Re: [RFC PATCH 2/2] mm, fs: daxfile, an interface for byte-addressable updates to pmem

From: Andy Lutomirski
Date: Thu Jun 22 2017 - 00:08:48 EST

On Wed, Jun 21, 2017 at 5:02 PM, Dave Chinner <david@xxxxxxxxxxxxx> wrote:
> You seem to be calling the "fdatasync on every page fault" the

It's the opposite of fdatasync(). It needs to sync whatever metadata
is needed to find the data. The data doesn't need to be synced.

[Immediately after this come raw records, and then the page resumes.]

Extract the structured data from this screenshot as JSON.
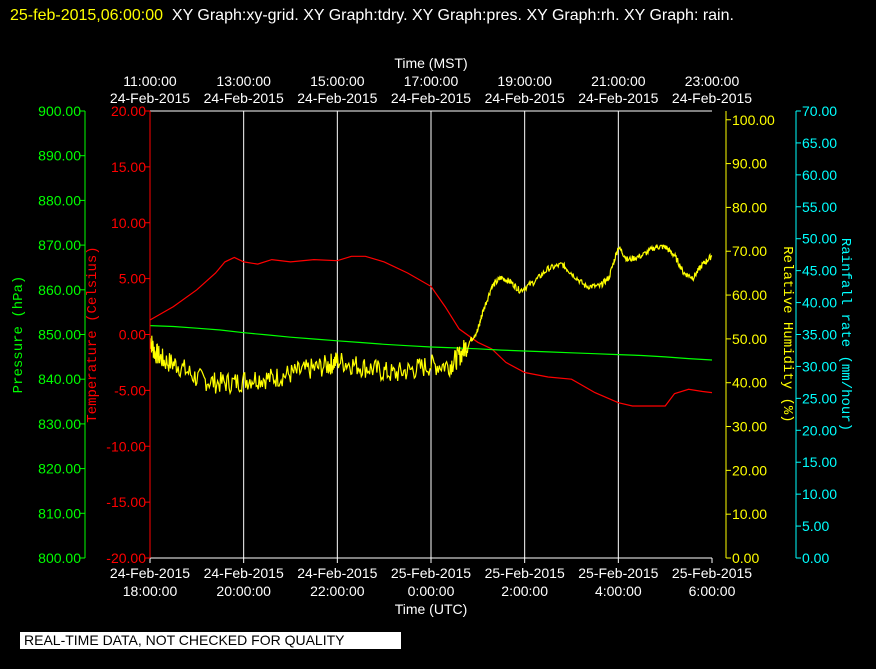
{
  "header": {
    "timestamp": "25-feb-2015,06:00:00",
    "graphs": "XY Graph:xy-grid.  XY Graph:tdry.  XY Graph:pres.  XY Graph:rh.  XY Graph: rain."
  },
  "footer": {
    "notice": "REAL-TIME DATA, NOT CHECKED FOR QUALITY"
  },
  "colors": {
    "temperature": "#ff0000",
    "pressure": "#00ff00",
    "humidity": "#ffff00",
    "rain": "#00ffff",
    "grid": "#ffffff"
  },
  "chart_data": {
    "type": "line",
    "x_top": {
      "label": "Time (MST)",
      "ticks": [
        {
          "time": "11:00:00",
          "date": "24-Feb-2015"
        },
        {
          "time": "13:00:00",
          "date": "24-Feb-2015"
        },
        {
          "time": "15:00:00",
          "date": "24-Feb-2015"
        },
        {
          "time": "17:00:00",
          "date": "24-Feb-2015"
        },
        {
          "time": "19:00:00",
          "date": "24-Feb-2015"
        },
        {
          "time": "21:00:00",
          "date": "24-Feb-2015"
        },
        {
          "time": "23:00:00",
          "date": "24-Feb-2015"
        }
      ]
    },
    "x_bottom": {
      "label": "Time (UTC)",
      "ticks": [
        {
          "date": "24-Feb-2015",
          "time": "18:00:00"
        },
        {
          "date": "24-Feb-2015",
          "time": "20:00:00"
        },
        {
          "date": "24-Feb-2015",
          "time": "22:00:00"
        },
        {
          "date": "25-Feb-2015",
          "time": "0:00:00"
        },
        {
          "date": "25-Feb-2015",
          "time": "2:00:00"
        },
        {
          "date": "25-Feb-2015",
          "time": "4:00:00"
        },
        {
          "date": "25-Feb-2015",
          "time": "6:00:00"
        }
      ]
    },
    "x_unit": "hours since 24-Feb-2015 18:00 UTC",
    "xlim": [
      0,
      12
    ],
    "axes": {
      "pressure": {
        "label": "Pressure (hPa)",
        "ylim": [
          800,
          900
        ],
        "ticks": [
          "900.00",
          "890.00",
          "880.00",
          "870.00",
          "860.00",
          "850.00",
          "840.00",
          "830.00",
          "820.00",
          "810.00",
          "800.00"
        ]
      },
      "temperature": {
        "label": "Temperature (Celsius)",
        "ylim": [
          -20,
          20
        ],
        "ticks": [
          "20.00",
          "15.00",
          "10.00",
          "5.00",
          "0.00",
          "-5.00",
          "-10.00",
          "-15.00",
          "-20.00"
        ]
      },
      "humidity": {
        "label": "Relative Humidity (%)",
        "ylim": [
          0,
          102
        ],
        "ticks": [
          "100.00",
          "90.00",
          "80.00",
          "70.00",
          "60.00",
          "50.00",
          "40.00",
          "30.00",
          "20.00",
          "10.00",
          "0.00"
        ]
      },
      "rain": {
        "label": "Rainfall rate (mm/hour)",
        "ylim": [
          0,
          70
        ],
        "ticks": [
          "70.00",
          "65.00",
          "60.00",
          "55.00",
          "50.00",
          "45.00",
          "40.00",
          "35.00",
          "30.00",
          "25.00",
          "20.00",
          "15.00",
          "10.00",
          "5.00",
          "0.00"
        ]
      }
    },
    "grid": "vertical",
    "series": [
      {
        "axis": "temperature",
        "color": "#ff0000",
        "x": [
          0,
          0.5,
          1,
          1.4,
          1.6,
          1.8,
          2,
          2.3,
          2.6,
          3,
          3.5,
          4,
          4.3,
          4.6,
          5,
          5.5,
          6,
          6.3,
          6.6,
          7,
          7.3,
          7.6,
          8,
          8.5,
          9,
          9.5,
          10,
          10.3,
          10.6,
          11,
          11.2,
          11.5,
          11.8,
          12
        ],
        "y": [
          1.3,
          2.5,
          4.0,
          5.5,
          6.5,
          6.9,
          6.5,
          6.3,
          6.7,
          6.5,
          6.7,
          6.6,
          7.0,
          7.0,
          6.5,
          5.5,
          4.3,
          2.5,
          0.5,
          -0.7,
          -1.3,
          -2.5,
          -3.4,
          -3.8,
          -4.0,
          -5.2,
          -6.1,
          -6.4,
          -6.4,
          -6.4,
          -5.3,
          -4.9,
          -5.1,
          -5.2
        ]
      },
      {
        "axis": "pressure",
        "color": "#00ff00",
        "x": [
          0,
          0.5,
          1,
          1.5,
          2,
          2.5,
          3,
          3.5,
          4,
          4.5,
          5,
          5.5,
          6,
          6.5,
          7,
          7.5,
          8,
          8.5,
          9,
          9.5,
          10,
          10.5,
          11,
          11.5,
          12
        ],
        "y": [
          852.0,
          851.8,
          851.4,
          851.0,
          850.4,
          849.9,
          849.4,
          849.0,
          848.6,
          848.2,
          847.8,
          847.5,
          847.2,
          847.0,
          846.8,
          846.5,
          846.3,
          846.1,
          845.9,
          845.7,
          845.5,
          845.3,
          845.0,
          844.6,
          844.3
        ]
      },
      {
        "axis": "humidity",
        "color": "#ffff00",
        "noisy": true,
        "x": [
          0,
          0.1,
          0.3,
          0.6,
          1,
          1.4,
          1.8,
          2.2,
          2.6,
          3,
          3.4,
          3.8,
          4,
          4.4,
          4.8,
          5.2,
          5.6,
          6,
          6.4,
          6.6,
          6.8,
          7,
          7.1,
          7.3,
          7.5,
          7.7,
          7.9,
          8.2,
          8.5,
          8.8,
          9,
          9.3,
          9.6,
          9.8,
          10,
          10.2,
          10.5,
          10.8,
          11,
          11.2,
          11.4,
          11.6,
          11.8,
          12
        ],
        "y": [
          50,
          47,
          45,
          44,
          41,
          40,
          40,
          41,
          41,
          42,
          43,
          44,
          45,
          44,
          43,
          42,
          43,
          44,
          44,
          46,
          49,
          52,
          56,
          62,
          64,
          63,
          61,
          63,
          66,
          67,
          65,
          62,
          62,
          64,
          71,
          68,
          69,
          71,
          71,
          69,
          65,
          64,
          67,
          69
        ]
      }
    ]
  }
}
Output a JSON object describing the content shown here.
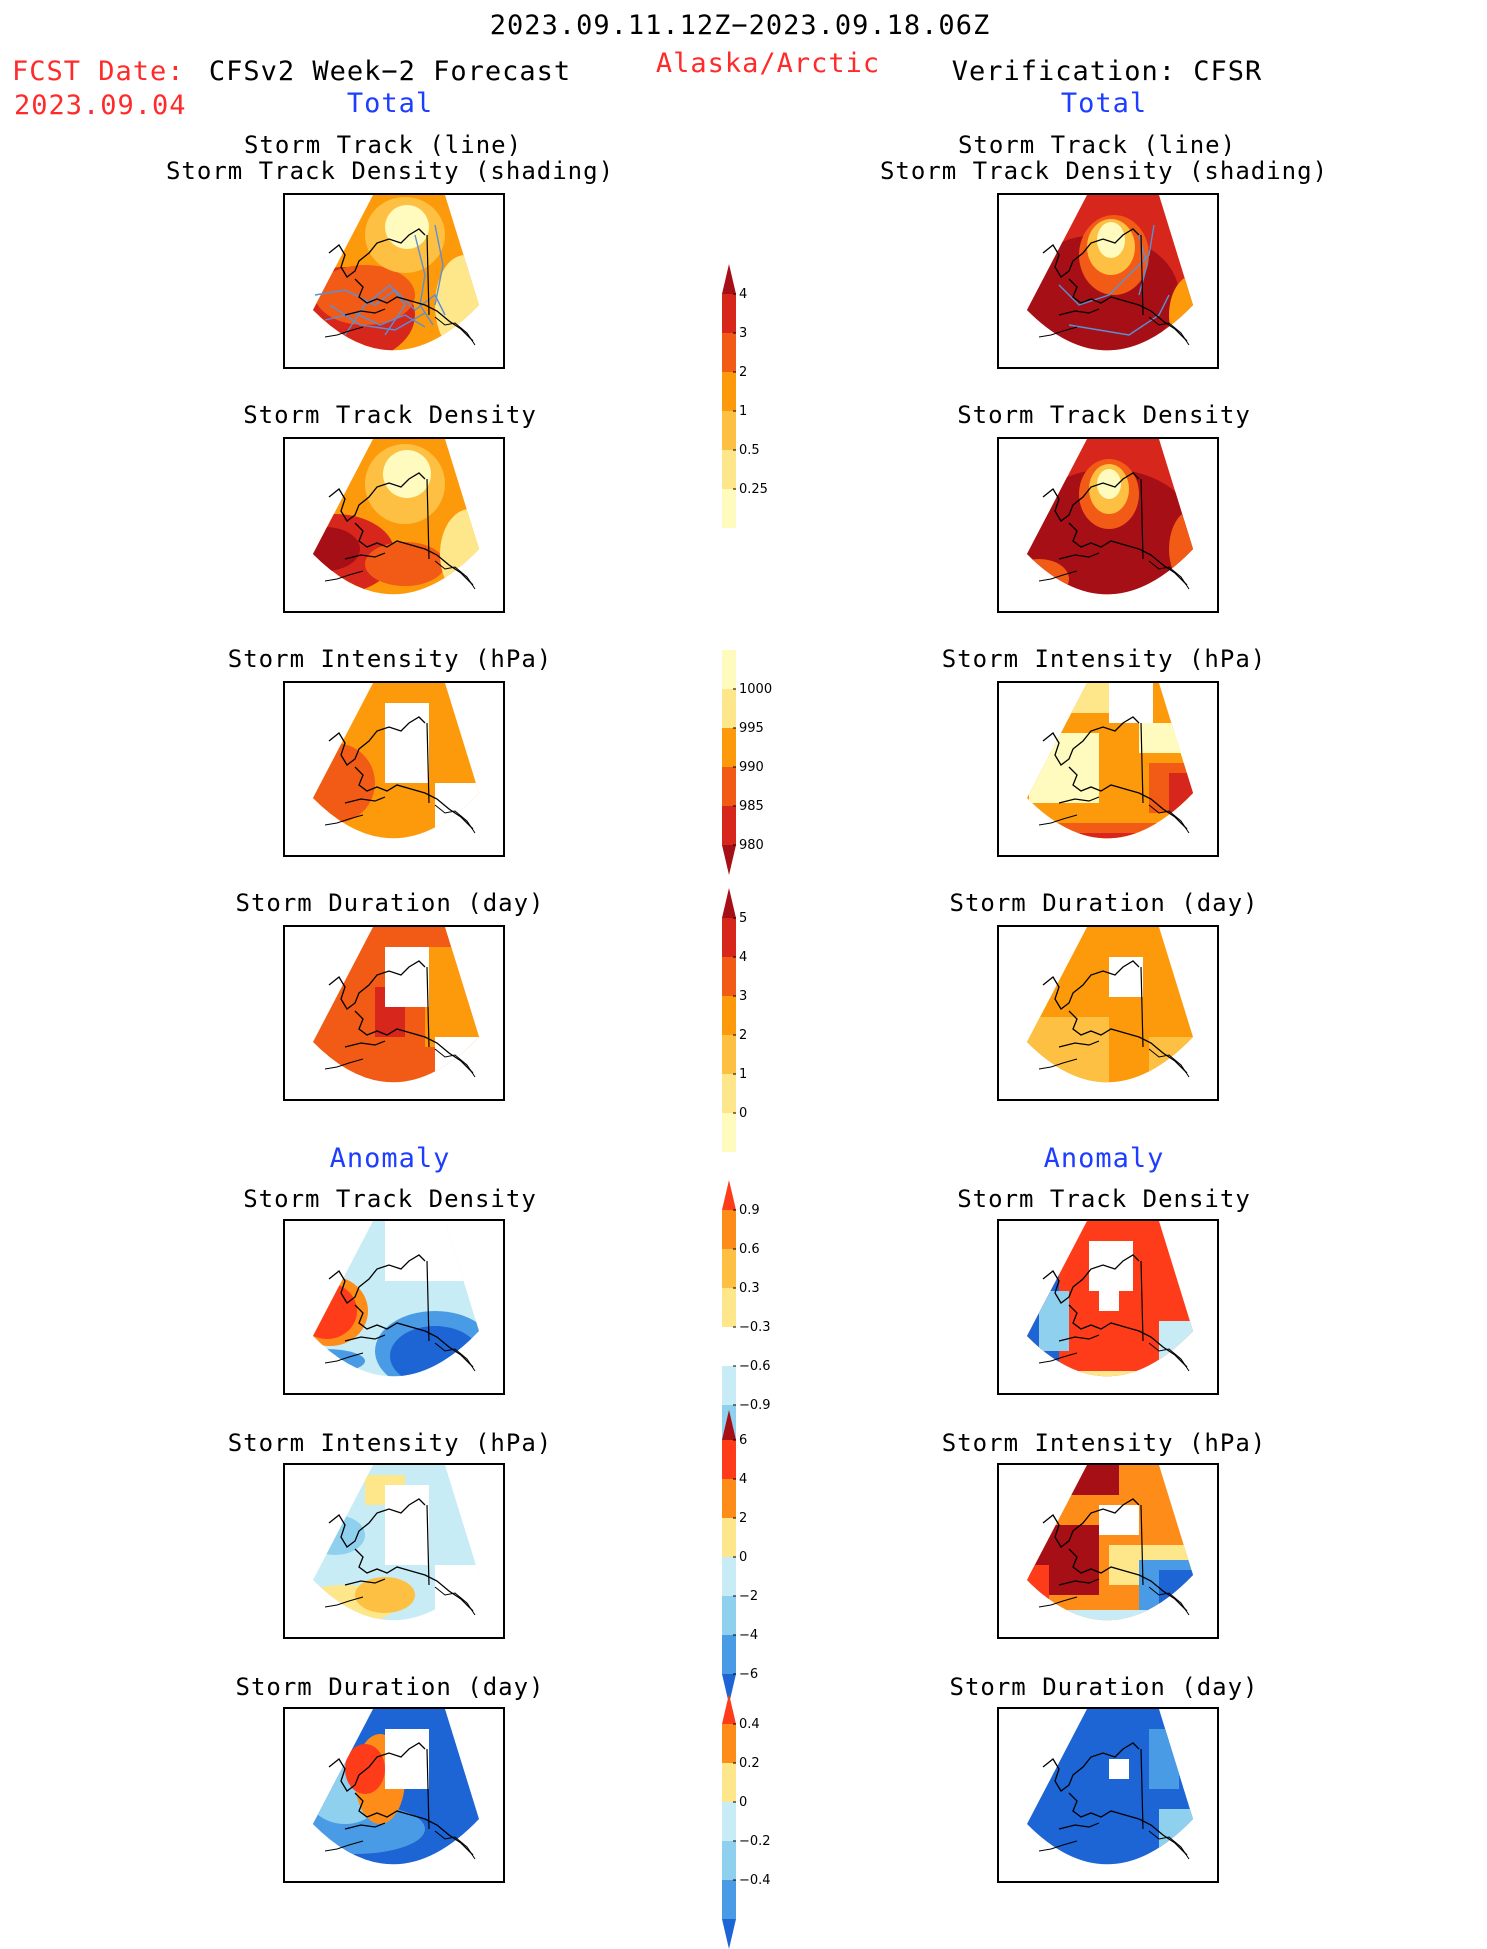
{
  "header": {
    "date_range": "2023.09.11.12Z−2023.09.18.06Z",
    "region": "Alaska/Arctic",
    "fcst_date_label": "FCST Date:",
    "fcst_date_value": "2023.09.04",
    "forecast_title": "CFSv2 Week−2 Forecast",
    "verification_title": "Verification: CFSR",
    "total_left": "Total",
    "total_right": "Total",
    "anomaly_left": "Anomaly",
    "anomaly_right": "Anomaly"
  },
  "panel_titles": {
    "track_line": "Storm Track (line)",
    "track_density_shading": "Storm Track Density (shading)",
    "track_density": "Storm Track Density",
    "intensity": "Storm Intensity (hPa)",
    "duration": "Storm Duration (day)"
  },
  "colorbars": {
    "density_total": {
      "ticks": [
        "4",
        "3",
        "2",
        "1",
        "0.5",
        "0.25"
      ],
      "colors": [
        "#a50f15",
        "#d7261b",
        "#f25b16",
        "#fd9a0c",
        "#fdc043",
        "#fee68a",
        "#fffbbf"
      ]
    },
    "intensity_total": {
      "ticks": [
        "1000",
        "995",
        "990",
        "985",
        "980"
      ],
      "colors": [
        "#fffbbf",
        "#fee68a",
        "#fd9a0c",
        "#f25b16",
        "#d7261b",
        "#a50f15"
      ]
    },
    "duration_total": {
      "ticks": [
        "5",
        "4",
        "3",
        "2",
        "1",
        "0"
      ],
      "colors": [
        "#a50f15",
        "#d7261b",
        "#f25b16",
        "#fd9a0c",
        "#fdc043",
        "#fee68a",
        "#fffbbf"
      ]
    },
    "density_anomaly": {
      "ticks": [
        "0.9",
        "0.6",
        "0.3",
        "−0.3",
        "−0.6",
        "−0.9"
      ],
      "colors": [
        "#ff3c1a",
        "#fd8c18",
        "#fdc043",
        "#fee68a",
        "#ffffff",
        "#c8ecf5",
        "#8fd0ee",
        "#4a9be5",
        "#1d64d4"
      ]
    },
    "intensity_anomaly": {
      "ticks": [
        "6",
        "4",
        "2",
        "0",
        "−2",
        "−4",
        "−6"
      ],
      "colors": [
        "#a50f15",
        "#ff3c1a",
        "#fd8c18",
        "#fee68a",
        "#c8ecf5",
        "#8fd0ee",
        "#4a9be5",
        "#1d64d4"
      ]
    },
    "duration_anomaly": {
      "ticks": [
        "0.4",
        "0.2",
        "0",
        "−0.2",
        "−0.4"
      ],
      "colors": [
        "#ff3c1a",
        "#fd8c18",
        "#fee68a",
        "#c8ecf5",
        "#8fd0ee",
        "#4a9be5",
        "#1d64d4"
      ]
    }
  },
  "colors": {
    "dark_red": "#a50f15",
    "red": "#d7261b",
    "orange_red": "#f25b16",
    "orange": "#fd9a0c",
    "light_orange": "#fdc043",
    "yellow": "#fee68a",
    "pale_yellow": "#fffbbf",
    "light_blue": "#c8ecf5",
    "blue": "#1d64d4",
    "track_line": "#5b8fd6"
  }
}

> "lightweight" option. That's the brute-force-with-big-hammer
> solution - it's most definitely not lightweight as every page fault
> has extra overhead to call ->fsync(). Sure, the API is simple, but
> the runtime overhead is significant.

It's lightweight in terms of its impact on the filesystem. It doesn't
need any persistent setup -- you can just use it.

> Even if you are considering the complexity of the APIs, it's hardly
> a "heavyweight" when it only requires a single call to fallocate()
> before mmap() to set up the immutable extents on the file...

So what would the exact semantics be? In particular, how can it fail?
If I do the fallocate(), is it absolutely promised that the extent
map won't get out of sync between what mmap sees and what's on disk?
Do user programs need to worry about colliding with each other when
one does fallocate() to DAXify a file and the other does fallocate()
to unDAXify a file? Does this particular fallocate() call still keep
its effect after a reboot?

These issues are why I think it would be nicer to have an API that
makes a particular mapping or fd be unconditionally *correct* and then
to provide something else that makes it avoid latency spikes.

Is there an actual concrete proposal that's reviewable?